Se decide y se va. Maneja por las solitarias calles, el tedio se le ha vuelto ansiedad. Más que nunca, desea liberarse de ella la tensión nerviosa, aunque de un modo diferente. No le apetece la aburrida masajista de los domingos, sino algo como la noche en que ¿Mario? la invitó a bailar. Con ese muchacho supo lo que era darle gusto al cuerpo, la llevó a vibrar en frecuencias jamás experimentadas. Recuerda aquel sudor, la respiración en el cuello, su cuerpo en esas manos varoniles, el movimiento, la cadencia… Sofía detiene sus pensamientos. ¡Qué avergüenza!, dice de sí misma. Si sus amigas de los desayunos sabatinos o la junta directiva de la Trasnacional supieran de su goce recién descubierto, ¿qué dirían de ella? Se la comerían viva en sus críticas.

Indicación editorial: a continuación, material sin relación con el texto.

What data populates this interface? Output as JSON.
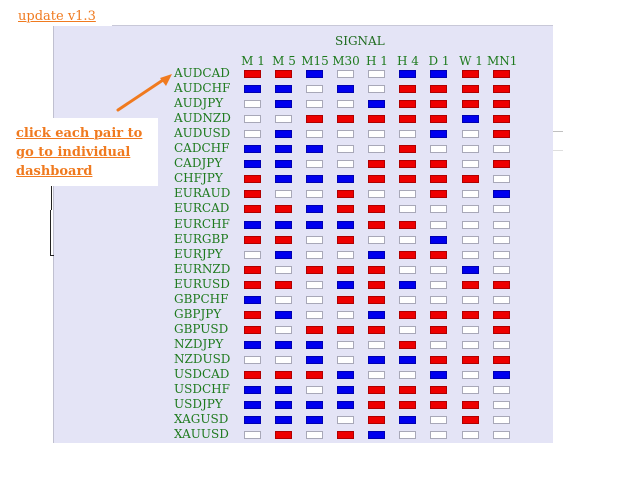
{
  "update_link": "update v1.3",
  "signal_title": "SIGNAL",
  "callout": {
    "lines": [
      "click each pair to",
      "go to individual",
      "dashboard"
    ]
  },
  "colors": {
    "buy": "#0000ee",
    "sell": "#ee0000",
    "neutral": "#ffffff",
    "panel_bg": "#e4e4f6",
    "label_green": "#1e7a1e",
    "accent_orange": "#f07a1f"
  },
  "timeframes": [
    "M 1",
    "M 5",
    "M15",
    "M30",
    "H 1",
    "H 4",
    "D 1",
    "W 1",
    "MN1"
  ],
  "pairs": [
    {
      "name": "AUDCAD",
      "signals": [
        "sell",
        "sell",
        "buy",
        "neutral",
        "neutral",
        "buy",
        "buy",
        "sell",
        "sell"
      ]
    },
    {
      "name": "AUDCHF",
      "signals": [
        "buy",
        "buy",
        "neutral",
        "buy",
        "neutral",
        "sell",
        "sell",
        "sell",
        "sell"
      ]
    },
    {
      "name": "AUDJPY",
      "signals": [
        "neutral",
        "buy",
        "neutral",
        "neutral",
        "buy",
        "sell",
        "sell",
        "sell",
        "sell"
      ]
    },
    {
      "name": "AUDNZD",
      "signals": [
        "neutral",
        "neutral",
        "sell",
        "sell",
        "sell",
        "sell",
        "sell",
        "buy",
        "sell"
      ]
    },
    {
      "name": "AUDUSD",
      "signals": [
        "neutral",
        "buy",
        "neutral",
        "neutral",
        "neutral",
        "neutral",
        "buy",
        "neutral",
        "sell"
      ]
    },
    {
      "name": "CADCHF",
      "signals": [
        "buy",
        "buy",
        "buy",
        "neutral",
        "neutral",
        "sell",
        "neutral",
        "neutral",
        "neutral"
      ]
    },
    {
      "name": "CADJPY",
      "signals": [
        "buy",
        "buy",
        "neutral",
        "neutral",
        "sell",
        "sell",
        "sell",
        "neutral",
        "sell"
      ]
    },
    {
      "name": "CHFJPY",
      "signals": [
        "sell",
        "buy",
        "buy",
        "buy",
        "sell",
        "sell",
        "sell",
        "sell",
        "neutral"
      ]
    },
    {
      "name": "EURAUD",
      "signals": [
        "sell",
        "neutral",
        "neutral",
        "sell",
        "neutral",
        "neutral",
        "sell",
        "neutral",
        "buy"
      ]
    },
    {
      "name": "EURCAD",
      "signals": [
        "sell",
        "sell",
        "buy",
        "sell",
        "sell",
        "neutral",
        "neutral",
        "neutral",
        "neutral"
      ]
    },
    {
      "name": "EURCHF",
      "signals": [
        "buy",
        "buy",
        "buy",
        "buy",
        "sell",
        "sell",
        "neutral",
        "neutral",
        "neutral"
      ]
    },
    {
      "name": "EURGBP",
      "signals": [
        "sell",
        "sell",
        "neutral",
        "sell",
        "neutral",
        "neutral",
        "buy",
        "neutral",
        "neutral"
      ]
    },
    {
      "name": "EURJPY",
      "signals": [
        "neutral",
        "buy",
        "neutral",
        "neutral",
        "buy",
        "sell",
        "sell",
        "neutral",
        "neutral"
      ]
    },
    {
      "name": "EURNZD",
      "signals": [
        "sell",
        "neutral",
        "sell",
        "sell",
        "sell",
        "neutral",
        "neutral",
        "buy",
        "neutral"
      ]
    },
    {
      "name": "EURUSD",
      "signals": [
        "sell",
        "sell",
        "neutral",
        "buy",
        "sell",
        "buy",
        "neutral",
        "sell",
        "sell"
      ]
    },
    {
      "name": "GBPCHF",
      "signals": [
        "buy",
        "neutral",
        "neutral",
        "sell",
        "sell",
        "neutral",
        "neutral",
        "neutral",
        "neutral"
      ]
    },
    {
      "name": "GBPJPY",
      "signals": [
        "sell",
        "buy",
        "neutral",
        "neutral",
        "buy",
        "sell",
        "sell",
        "sell",
        "sell"
      ]
    },
    {
      "name": "GBPUSD",
      "signals": [
        "sell",
        "neutral",
        "sell",
        "sell",
        "sell",
        "neutral",
        "sell",
        "neutral",
        "sell"
      ]
    },
    {
      "name": "NZDJPY",
      "signals": [
        "buy",
        "buy",
        "buy",
        "neutral",
        "neutral",
        "sell",
        "neutral",
        "neutral",
        "neutral"
      ]
    },
    {
      "name": "NZDUSD",
      "signals": [
        "neutral",
        "neutral",
        "buy",
        "neutral",
        "buy",
        "buy",
        "sell",
        "sell",
        "sell"
      ]
    },
    {
      "name": "USDCAD",
      "signals": [
        "sell",
        "sell",
        "sell",
        "buy",
        "neutral",
        "neutral",
        "buy",
        "neutral",
        "buy"
      ]
    },
    {
      "name": "USDCHF",
      "signals": [
        "buy",
        "buy",
        "neutral",
        "buy",
        "sell",
        "sell",
        "sell",
        "neutral",
        "neutral"
      ]
    },
    {
      "name": "USDJPY",
      "signals": [
        "buy",
        "buy",
        "buy",
        "buy",
        "sell",
        "sell",
        "sell",
        "sell",
        "neutral"
      ]
    },
    {
      "name": "XAGUSD",
      "signals": [
        "buy",
        "buy",
        "buy",
        "neutral",
        "sell",
        "buy",
        "neutral",
        "sell",
        "neutral"
      ]
    },
    {
      "name": "XAUUSD",
      "signals": [
        "neutral",
        "sell",
        "neutral",
        "sell",
        "buy",
        "neutral",
        "neutral",
        "neutral",
        "neutral"
      ]
    }
  ]
}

En su cama, de costado, busca en el televisor uno de eso documentales como somnífero que la haga olvidar sus ganas. Sin embargo, sucede lo contrario, el aburrimiento la anima aún más, le agita la respiración y un palpitar la empuja a saciar ese deseo que, imagina, de consumarlo, le devolvería un poco de juventud, de éxtasis, de vida. Lo hará sola. En un arranque de valentía sale de la cama, saca del cajón unas medias de hilos tejidos en red, una minifalda y una blusa de escote pronunciado. Se viste. Si luce provocativa, se dará gusto frente al espejo. Nadie lo sabrá. Hace una pose sensual, pero la flacidez de la edad la hace sentir ridícula y titubea, pero rectifica, está decidida a dejar esa tonta represión y, de una vez, se dará ese placer sí misma. Liberará su demonio interior, sin embargo, ¿cómo se verá haciéndolo? Antes de perderse en el regodeo de su travesura quiere simular un poco. Abre levemente las piernas, flexiona las rodillas y las mueve en pequeñas repeticiones, una y otra vez. Sería tiempo de pasar al meneo de cadera hasta encontrar la cadencia y el ritmo adecuados que elevan a la sabrosura. De pronto siente que ya ha comenzado el placer y es momento de encender el radio. Atina en la frecuencia exacta, y sin que nada más importe, sube el volumen al cien al oír ese grito emancipador de: “¡Cucucuummmbia!”. Sofía Belaunde sonríe como nunca.